Y señalaba al marido, que permanecía impasible, con la tranquilidad del que cumple su deber.
El hogar estaba apagado, y la banda de chiquillos, convencida de que en casa no encontraría un mendrugo, seguía repicando las castañuelas en la calle —tra la la la– , pasando y repasando ante las puertas que olían a chocolate, con la esperanza de alcanzar algunas sopas.
El cobrador, en otros sitios, notaba la precipitación con que la familia ocultaba su abundancia. El fogón sólo tenía algunas ascuas; los cacharros, sucios de chocolate, estaban ocultos en el rollo de las colchonetas. La más vieja de la familia le tendía algunas monedas entre suspiros de desaliento.

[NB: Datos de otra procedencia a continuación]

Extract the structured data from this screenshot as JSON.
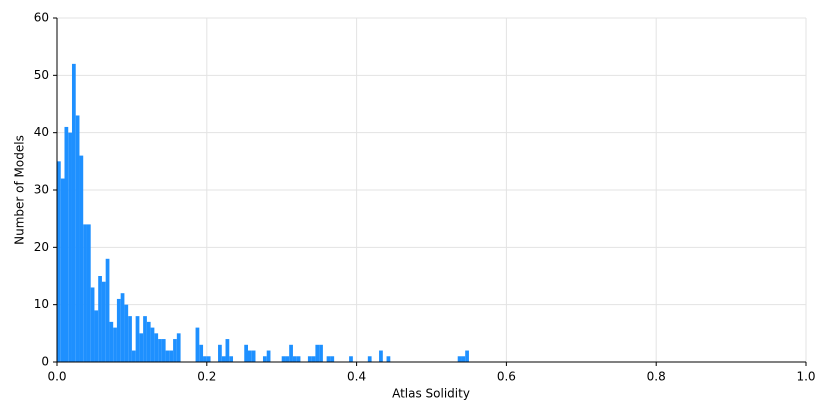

– Toma, Joselillo, una plañí– decía – . No tenemos más; te debo dos reales, que te daré mañana. ¡Ay! ¡Estamos muertecitos de jambre!..
Y Joselillo pasaba a otra casa, seguro de la cobranza, pues aunque aquella gente se retrasase en el pago, acababa siempre por satisfacer sus deudas. Eran vagabundos que apenas comenzaba el verano hacían la vida errante de feria en feria, y por esto mismo necesitaban tener su techo seguro para cuando llegasen los fríos.